When it comes to baby names, book worms have a long list of inspiration to pull form. But that long list can be overwhelming to a mom-to-be that already has a lot on her mind. Not to mention some of those names can be overdone or just a little too out there. Luckily, there are a number of literary baby names your child won't hate as they make their way through the Barnes and Noble shelves.
Books always have, and always will, prove to be a great source of inspiration for names. For starters, the names from your favorite reads already have some amazing meanings. Oftentimes, however, the author can create a whole new meaning based on the story they tell and the traits this give to the character. It's kind of incredible when you think about it.

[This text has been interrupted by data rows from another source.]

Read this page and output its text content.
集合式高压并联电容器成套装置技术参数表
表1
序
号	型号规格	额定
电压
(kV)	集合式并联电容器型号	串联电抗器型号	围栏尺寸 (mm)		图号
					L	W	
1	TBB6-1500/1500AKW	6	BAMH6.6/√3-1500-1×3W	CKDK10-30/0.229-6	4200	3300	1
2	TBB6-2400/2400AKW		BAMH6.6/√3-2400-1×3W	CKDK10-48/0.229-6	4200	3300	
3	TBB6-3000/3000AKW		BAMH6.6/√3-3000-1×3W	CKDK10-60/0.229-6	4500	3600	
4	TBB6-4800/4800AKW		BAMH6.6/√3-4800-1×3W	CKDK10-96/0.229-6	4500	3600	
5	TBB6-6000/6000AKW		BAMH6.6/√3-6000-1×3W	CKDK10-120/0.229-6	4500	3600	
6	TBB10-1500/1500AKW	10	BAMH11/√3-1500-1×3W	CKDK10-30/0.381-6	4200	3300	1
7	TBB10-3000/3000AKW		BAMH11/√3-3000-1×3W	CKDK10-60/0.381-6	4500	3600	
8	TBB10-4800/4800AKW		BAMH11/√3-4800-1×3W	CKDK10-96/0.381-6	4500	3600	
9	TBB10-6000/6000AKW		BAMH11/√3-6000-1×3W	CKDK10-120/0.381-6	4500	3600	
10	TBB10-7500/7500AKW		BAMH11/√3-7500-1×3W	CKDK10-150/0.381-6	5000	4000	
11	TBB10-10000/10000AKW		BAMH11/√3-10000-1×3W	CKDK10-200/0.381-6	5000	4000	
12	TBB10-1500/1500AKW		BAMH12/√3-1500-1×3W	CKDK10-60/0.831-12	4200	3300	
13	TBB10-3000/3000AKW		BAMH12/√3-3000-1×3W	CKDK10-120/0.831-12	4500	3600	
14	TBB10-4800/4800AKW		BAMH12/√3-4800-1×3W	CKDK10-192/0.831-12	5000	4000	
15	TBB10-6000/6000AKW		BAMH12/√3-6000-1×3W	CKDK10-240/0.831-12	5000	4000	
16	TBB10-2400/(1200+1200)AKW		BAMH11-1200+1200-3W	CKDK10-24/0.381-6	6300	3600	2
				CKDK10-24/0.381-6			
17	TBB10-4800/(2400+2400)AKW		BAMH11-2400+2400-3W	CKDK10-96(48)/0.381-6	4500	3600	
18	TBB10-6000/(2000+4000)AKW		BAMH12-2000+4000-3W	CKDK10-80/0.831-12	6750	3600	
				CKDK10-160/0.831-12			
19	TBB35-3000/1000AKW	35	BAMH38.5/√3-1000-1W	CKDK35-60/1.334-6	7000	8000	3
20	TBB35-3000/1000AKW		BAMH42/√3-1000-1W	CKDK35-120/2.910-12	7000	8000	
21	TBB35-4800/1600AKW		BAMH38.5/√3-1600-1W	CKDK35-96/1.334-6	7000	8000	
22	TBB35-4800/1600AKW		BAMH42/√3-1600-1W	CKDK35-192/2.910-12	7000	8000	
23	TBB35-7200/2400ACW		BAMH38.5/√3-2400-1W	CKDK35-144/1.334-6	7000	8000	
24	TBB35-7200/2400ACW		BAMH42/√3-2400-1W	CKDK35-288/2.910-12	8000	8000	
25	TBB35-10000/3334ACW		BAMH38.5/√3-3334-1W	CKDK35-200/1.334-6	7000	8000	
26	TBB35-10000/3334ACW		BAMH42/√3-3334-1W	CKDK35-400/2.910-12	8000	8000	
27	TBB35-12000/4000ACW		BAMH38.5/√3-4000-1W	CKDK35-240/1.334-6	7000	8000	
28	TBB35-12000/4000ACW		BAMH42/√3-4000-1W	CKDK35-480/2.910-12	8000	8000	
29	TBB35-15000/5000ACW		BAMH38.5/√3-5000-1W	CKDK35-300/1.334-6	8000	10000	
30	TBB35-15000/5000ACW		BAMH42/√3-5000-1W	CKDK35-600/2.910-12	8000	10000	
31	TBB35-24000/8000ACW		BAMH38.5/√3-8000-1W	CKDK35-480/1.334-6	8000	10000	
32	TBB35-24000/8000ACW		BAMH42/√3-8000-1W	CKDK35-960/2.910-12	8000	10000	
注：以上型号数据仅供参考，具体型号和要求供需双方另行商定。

Then there's the added benefit that being named after a classic character will — hopefully — instill a lifetime love of reading in your child. Don't get wrong. I love the idea of my further child being a cinephile and TV aficionado like myself, but I'd me more happy if he or she put up a fight when I tell them it's time to leave the library.
Whether you're a book worm or just need some inspiration, these 15 literary names will be loved by your child for many years to come.
The name of the titular character from Lewis Carroll's most loved book, Alice means "noble." The perfect name if you're hoping to raise a forward-thinking girl.
Pride and Prejudice's Lizzie Bennet may be one of the most feminist heroines in romantic literature. Though you could easily name your daughter Elizabeth, why not go for the twist and name your son Bennet, which means "blessed."
Celie shows so much strength throughout The Color Purple, which is a trait you'd definitely want your child to have. A variation on Cecelia, Celie is pronounced seel-ee.
Whether you're inspired by the talented Bronte sister or the classic children's book, Charlotte — meaning "free man" — makes a great moniker.
One of the main characters in Jack Kerouac's On The Road, Dean posses a care-free attitude and desire for travel. The name, which has English origins, is sure to inspire an adventurous child.
Though the titular character in The Picture of Dorian Gray is a bit narcissistic, the name is too original to pass on. Dorian, which has musical meanings, is a beautiful name your boy will love as he grows.
Taken from the last name of Mark Twain's most adventurous character, Finn means "fair or white."
Though Holden Caulfield of Catcher In The Rye is pretty troubled, the name has too nice of a ring to pass up.
Before Audrey Hepburn brought her to life, Holly Golightly was a wildly intriguing character from Truman Capote's Breakfast At Tiffany's.
It's not a literary name list without Jay Gatsby of The Great Gatsby. Short and sweet Jay makes a great name for a boy or girl.
A great gender-neutral name inspired by Their Eyes Were Watching God, Logan means "little hallow."
A play off the main character from Oliver Twist, Ollie means "olive tree."
Though your first thought may be the color of the letter Hester Prynne was forced to wear, it's actually referencing the main character from Gone With The Wind. Meaning "red," Scarlett has a great ring to it.
Who doesn't love Winnie The Pooh? Though the character is a boy, Winnie, which means "gentle friend," would make a great name for your little girl.
Though the Zooey in J. D. Salinger's novel is a boy, it is traditionally a girl's name meaning "life."